Heat. The cooking or baking of food leads to destruction of microorganisms and enzymes. Temperatures below the boiling point are not sufficient to destroy some organisms such as salmonella in eggs. Some spores of bacteria and toxins are not destroyed by the heat used in ordinary cooking methods.
Pasteurization is the application of heat to destroy pathogenic bacteria. But it does not sterilze the product. In the high temperature, short time process now widely used, milk is held at 160 degrees for at least 15 seconds. Milk and cream for the manufacturing of cheese, ice cream and butter are usually pasteurized.
Canning is still the primary means used to preserve foods for long periods of time. Home canning is far less frequent than in former times. Meat, poultry, and nonacid vegetables, such as corn, peas, and green beans should be canned only with a pressure cooker for specified times to ensure destruction of the spores of Cl. botulinum.
Chemical Preservation. Sugar and salt are two of the oldest and most widely used preservatives. Sugar has some preservative effect when used in high concentrations for jams, jellies, and preserves. Molds will grow on the surfaces unless the foods are protected from air.
Brine (salt dissolved in water) is used for pickles, sauerkraut, and pickled fish. Sodium benzoate is used in many common food products, including margarine. Sulfur dioxide prevents the darkening of apples and apricots during dehydration. Calcium propionate in bread and sorbic acid in cheese wrapping retard mold growth.
Canned and Packaged Foods
Supermarket foods may have an extended stay on the shelves as well as long warehouse times resulting in reduced potencies of vitamins and minerals.
Fruits and Vegetables:
Usually are harvested before they are fully ripened then allowed to ripen in the markets. Fruits and vegetables are regularly cut into smaller sizes which expose their surfaces to the effects of light and air (oxidation) for long periods of time, thus reducing their nutrient potency.
Rotation of Foods
Canned, frozen and packaged products in the home are rarely dated and rotated properly. Dehydrated foods as well lose a percentage of nutrient potency over time and should be rotated.
Purchase in large quantities, possibly resulting in long storage times, especially if the restaurant is not too busy. Fast food chains avoid this problem due to the faster food turnover.
Excess storage times may result in the purchase of foods thought to contain adequate amounts of certain nutrients only to end up with little or none.
Oranges from supermarkets have been tested and found to contain no vitamin C content, while a fresh picked one contains approximately 180mg.
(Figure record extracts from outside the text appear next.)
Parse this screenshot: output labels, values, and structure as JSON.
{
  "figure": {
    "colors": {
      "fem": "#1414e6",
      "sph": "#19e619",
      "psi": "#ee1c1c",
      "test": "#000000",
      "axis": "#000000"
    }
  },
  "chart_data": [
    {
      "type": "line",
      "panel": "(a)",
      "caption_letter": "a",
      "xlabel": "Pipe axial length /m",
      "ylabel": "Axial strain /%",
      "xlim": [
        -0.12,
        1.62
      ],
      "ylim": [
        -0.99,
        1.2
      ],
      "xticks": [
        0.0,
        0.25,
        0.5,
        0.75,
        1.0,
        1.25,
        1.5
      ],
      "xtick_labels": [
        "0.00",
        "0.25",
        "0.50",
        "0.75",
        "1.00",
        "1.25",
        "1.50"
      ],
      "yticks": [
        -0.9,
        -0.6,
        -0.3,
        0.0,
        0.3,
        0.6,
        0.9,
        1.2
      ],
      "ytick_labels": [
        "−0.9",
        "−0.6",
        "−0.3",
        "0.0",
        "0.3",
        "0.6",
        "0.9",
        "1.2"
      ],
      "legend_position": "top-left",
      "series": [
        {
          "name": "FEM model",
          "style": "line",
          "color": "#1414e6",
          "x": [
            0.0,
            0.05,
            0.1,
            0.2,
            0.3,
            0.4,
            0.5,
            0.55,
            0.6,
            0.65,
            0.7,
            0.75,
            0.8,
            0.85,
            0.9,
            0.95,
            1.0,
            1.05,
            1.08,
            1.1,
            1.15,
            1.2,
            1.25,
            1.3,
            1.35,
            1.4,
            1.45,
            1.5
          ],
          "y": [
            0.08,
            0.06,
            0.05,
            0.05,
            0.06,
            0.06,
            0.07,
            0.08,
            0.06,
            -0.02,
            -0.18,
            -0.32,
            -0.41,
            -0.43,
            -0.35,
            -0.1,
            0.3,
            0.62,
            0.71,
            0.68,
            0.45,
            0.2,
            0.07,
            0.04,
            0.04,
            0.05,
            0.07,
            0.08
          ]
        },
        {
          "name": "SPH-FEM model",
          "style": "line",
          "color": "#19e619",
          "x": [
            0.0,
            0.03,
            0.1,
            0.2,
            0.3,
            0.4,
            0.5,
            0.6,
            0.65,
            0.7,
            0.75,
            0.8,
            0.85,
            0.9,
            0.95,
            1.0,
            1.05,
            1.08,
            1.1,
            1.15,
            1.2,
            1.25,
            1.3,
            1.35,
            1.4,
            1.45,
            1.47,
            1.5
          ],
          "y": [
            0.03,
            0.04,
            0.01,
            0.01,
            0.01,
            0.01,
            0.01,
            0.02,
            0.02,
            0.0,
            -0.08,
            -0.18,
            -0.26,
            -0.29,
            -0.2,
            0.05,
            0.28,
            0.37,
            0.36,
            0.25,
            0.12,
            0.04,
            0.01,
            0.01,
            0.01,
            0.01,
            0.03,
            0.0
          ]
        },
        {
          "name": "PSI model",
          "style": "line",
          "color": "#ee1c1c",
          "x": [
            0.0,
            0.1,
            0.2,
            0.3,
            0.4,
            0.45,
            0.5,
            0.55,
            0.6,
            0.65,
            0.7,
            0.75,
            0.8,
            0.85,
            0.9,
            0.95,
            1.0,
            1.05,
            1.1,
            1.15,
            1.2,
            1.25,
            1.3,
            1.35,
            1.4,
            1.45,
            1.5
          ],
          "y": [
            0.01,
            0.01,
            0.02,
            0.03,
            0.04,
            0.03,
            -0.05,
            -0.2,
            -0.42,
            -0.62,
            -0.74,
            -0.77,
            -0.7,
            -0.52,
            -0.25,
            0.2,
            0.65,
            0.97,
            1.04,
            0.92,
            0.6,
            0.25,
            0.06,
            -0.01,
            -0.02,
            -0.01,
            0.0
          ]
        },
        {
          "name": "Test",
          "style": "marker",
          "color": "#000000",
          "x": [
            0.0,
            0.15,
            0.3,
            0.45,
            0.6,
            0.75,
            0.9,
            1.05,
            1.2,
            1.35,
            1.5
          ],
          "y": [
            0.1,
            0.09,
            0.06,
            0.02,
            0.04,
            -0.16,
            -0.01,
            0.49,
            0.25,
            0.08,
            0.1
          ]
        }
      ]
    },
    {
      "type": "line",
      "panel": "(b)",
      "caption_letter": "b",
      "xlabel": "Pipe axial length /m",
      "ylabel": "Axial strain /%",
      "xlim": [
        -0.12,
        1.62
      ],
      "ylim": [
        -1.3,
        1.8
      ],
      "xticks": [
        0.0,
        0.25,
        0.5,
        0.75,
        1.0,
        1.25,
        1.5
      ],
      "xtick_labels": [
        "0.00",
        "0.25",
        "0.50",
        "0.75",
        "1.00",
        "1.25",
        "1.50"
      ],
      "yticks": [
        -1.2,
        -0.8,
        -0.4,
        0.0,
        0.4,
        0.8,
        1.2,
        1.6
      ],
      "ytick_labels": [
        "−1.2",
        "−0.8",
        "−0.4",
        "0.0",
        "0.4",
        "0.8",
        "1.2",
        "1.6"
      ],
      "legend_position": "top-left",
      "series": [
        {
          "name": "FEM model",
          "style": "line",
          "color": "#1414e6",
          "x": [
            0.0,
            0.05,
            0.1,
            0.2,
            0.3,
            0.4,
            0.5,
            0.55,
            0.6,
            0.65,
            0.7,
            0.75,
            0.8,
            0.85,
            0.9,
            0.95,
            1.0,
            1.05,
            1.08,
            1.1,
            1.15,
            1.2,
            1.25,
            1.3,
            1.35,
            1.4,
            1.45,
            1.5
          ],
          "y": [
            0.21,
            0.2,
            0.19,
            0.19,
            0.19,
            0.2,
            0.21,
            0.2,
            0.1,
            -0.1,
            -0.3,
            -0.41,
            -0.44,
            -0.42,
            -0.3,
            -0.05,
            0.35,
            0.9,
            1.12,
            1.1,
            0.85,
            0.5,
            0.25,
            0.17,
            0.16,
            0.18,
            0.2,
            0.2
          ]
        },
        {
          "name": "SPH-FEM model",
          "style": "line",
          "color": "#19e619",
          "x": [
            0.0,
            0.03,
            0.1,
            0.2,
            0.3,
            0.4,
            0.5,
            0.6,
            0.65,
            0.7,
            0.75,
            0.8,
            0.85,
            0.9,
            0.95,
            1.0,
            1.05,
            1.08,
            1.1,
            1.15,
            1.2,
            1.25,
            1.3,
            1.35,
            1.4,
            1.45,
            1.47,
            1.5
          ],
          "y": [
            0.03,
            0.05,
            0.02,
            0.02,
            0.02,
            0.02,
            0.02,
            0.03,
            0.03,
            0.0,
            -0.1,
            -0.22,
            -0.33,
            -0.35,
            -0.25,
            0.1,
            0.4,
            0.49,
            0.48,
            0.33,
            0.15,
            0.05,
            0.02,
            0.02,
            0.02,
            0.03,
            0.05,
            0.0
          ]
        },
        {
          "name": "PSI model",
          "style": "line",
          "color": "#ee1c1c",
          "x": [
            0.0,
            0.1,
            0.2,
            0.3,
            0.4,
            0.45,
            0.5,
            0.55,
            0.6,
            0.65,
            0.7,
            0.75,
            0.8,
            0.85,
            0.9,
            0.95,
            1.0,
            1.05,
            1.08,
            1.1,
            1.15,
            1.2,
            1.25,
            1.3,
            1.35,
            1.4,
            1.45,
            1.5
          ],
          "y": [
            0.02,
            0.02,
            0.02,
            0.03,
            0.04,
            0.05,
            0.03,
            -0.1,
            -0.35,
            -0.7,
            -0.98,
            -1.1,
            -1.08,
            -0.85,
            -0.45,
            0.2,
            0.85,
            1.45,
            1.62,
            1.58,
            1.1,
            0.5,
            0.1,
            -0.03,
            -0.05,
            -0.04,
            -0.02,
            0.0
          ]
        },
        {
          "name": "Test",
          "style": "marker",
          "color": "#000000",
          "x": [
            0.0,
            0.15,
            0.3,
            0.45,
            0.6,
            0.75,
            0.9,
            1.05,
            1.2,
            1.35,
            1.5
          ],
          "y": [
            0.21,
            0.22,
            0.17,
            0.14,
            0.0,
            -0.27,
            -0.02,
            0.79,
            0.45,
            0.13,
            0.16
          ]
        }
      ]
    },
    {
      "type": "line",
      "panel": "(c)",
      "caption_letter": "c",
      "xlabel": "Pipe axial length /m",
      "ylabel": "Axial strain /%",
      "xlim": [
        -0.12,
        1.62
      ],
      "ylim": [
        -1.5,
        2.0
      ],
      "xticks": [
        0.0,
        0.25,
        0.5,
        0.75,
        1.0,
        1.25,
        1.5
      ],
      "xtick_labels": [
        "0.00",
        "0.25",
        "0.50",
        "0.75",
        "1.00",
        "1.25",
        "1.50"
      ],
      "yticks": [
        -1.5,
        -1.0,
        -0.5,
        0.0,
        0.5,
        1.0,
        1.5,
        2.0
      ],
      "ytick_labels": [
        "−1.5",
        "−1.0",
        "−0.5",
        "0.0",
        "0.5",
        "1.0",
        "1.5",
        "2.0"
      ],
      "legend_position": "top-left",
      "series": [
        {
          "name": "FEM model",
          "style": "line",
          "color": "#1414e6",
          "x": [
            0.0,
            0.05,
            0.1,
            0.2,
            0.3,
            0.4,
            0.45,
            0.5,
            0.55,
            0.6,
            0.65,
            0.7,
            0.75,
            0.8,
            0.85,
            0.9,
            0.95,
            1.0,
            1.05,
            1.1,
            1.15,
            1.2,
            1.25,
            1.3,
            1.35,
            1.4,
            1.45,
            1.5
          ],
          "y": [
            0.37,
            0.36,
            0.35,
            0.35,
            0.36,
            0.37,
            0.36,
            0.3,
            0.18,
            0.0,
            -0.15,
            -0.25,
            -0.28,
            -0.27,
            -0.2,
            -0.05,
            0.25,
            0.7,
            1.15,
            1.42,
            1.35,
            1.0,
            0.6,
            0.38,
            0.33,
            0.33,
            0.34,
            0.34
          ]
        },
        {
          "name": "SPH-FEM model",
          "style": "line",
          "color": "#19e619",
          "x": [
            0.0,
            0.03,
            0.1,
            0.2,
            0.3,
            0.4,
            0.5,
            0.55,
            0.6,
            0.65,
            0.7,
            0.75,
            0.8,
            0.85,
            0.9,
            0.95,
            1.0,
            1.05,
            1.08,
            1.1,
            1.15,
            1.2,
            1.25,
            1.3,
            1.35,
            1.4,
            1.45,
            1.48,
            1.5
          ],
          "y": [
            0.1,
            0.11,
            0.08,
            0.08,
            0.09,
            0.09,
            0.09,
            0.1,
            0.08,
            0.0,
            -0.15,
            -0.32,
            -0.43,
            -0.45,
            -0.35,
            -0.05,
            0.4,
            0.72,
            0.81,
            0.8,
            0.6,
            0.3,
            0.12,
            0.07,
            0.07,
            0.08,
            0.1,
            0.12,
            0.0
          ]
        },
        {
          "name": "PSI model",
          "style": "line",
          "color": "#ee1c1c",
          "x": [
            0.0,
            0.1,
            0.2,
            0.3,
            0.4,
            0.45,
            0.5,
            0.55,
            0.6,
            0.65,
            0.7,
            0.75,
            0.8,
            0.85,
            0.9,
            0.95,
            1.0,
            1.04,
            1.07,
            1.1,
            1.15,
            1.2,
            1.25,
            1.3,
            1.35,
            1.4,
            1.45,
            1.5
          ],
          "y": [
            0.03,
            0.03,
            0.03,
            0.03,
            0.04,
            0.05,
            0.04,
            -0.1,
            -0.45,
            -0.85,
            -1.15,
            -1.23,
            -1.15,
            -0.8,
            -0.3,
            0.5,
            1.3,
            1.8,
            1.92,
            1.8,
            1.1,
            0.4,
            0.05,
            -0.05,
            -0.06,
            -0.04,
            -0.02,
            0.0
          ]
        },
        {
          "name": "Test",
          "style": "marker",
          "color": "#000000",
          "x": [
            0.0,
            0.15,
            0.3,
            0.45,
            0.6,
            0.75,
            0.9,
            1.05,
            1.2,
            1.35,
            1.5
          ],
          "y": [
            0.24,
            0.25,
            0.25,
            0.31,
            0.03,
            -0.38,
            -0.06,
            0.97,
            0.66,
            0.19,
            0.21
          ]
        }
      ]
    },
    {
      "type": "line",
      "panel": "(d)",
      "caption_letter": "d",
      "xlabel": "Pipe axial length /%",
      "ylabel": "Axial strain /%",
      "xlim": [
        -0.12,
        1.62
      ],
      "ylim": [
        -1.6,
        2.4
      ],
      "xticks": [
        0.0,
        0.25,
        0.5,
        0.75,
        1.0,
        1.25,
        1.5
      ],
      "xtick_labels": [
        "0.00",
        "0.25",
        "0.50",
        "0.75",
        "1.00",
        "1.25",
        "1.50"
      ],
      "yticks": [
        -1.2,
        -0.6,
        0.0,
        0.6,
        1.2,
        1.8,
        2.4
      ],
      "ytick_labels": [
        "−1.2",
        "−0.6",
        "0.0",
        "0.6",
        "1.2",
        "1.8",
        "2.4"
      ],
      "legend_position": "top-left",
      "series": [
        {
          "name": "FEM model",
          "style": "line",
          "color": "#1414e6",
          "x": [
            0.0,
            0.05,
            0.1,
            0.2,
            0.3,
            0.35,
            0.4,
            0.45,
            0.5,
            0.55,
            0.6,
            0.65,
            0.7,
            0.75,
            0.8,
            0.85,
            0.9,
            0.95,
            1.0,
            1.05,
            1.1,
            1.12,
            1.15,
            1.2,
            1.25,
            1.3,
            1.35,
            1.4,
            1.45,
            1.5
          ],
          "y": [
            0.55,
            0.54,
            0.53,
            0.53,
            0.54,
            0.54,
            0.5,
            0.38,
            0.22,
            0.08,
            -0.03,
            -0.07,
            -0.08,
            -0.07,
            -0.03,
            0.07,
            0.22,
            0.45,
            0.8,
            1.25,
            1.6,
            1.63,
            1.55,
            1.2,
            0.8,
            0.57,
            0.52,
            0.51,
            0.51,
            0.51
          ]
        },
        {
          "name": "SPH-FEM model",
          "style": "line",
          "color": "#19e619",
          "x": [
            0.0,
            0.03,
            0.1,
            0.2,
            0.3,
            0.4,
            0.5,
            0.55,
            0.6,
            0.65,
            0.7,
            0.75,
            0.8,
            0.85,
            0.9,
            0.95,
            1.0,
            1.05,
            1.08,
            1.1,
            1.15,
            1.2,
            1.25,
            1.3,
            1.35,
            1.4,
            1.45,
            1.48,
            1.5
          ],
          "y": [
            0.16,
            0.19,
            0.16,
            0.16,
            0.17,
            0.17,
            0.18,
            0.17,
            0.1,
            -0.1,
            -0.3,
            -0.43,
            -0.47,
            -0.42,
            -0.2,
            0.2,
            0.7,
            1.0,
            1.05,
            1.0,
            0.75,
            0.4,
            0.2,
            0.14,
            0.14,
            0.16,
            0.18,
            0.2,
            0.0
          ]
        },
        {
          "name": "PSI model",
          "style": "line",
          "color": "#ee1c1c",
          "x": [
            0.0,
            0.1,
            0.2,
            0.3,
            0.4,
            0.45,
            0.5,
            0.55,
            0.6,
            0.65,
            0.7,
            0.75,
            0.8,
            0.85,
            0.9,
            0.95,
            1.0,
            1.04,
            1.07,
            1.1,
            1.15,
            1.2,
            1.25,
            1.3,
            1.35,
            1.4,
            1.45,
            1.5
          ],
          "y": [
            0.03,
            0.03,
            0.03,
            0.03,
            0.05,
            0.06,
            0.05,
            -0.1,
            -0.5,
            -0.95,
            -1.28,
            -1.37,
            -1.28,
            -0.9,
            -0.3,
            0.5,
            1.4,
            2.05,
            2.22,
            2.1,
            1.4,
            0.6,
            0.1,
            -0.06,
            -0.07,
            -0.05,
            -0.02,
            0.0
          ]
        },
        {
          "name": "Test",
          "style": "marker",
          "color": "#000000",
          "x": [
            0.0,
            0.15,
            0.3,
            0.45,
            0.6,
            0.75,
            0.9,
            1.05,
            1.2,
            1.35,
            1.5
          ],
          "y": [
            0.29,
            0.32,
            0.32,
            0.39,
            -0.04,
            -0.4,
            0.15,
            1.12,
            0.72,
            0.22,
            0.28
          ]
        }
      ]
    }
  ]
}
Vitamin and mineral potency losses may occur before the product receives its expiration code date.
A potato in storage for a period of six months can lose approximately 50 percent of its vitamin C content. Most food charts will deduct 25 percent of the nutrient value of foods to allow for the effects of storage, packaging, transportation, processing, preservation and cooking. In some cases this is not enough.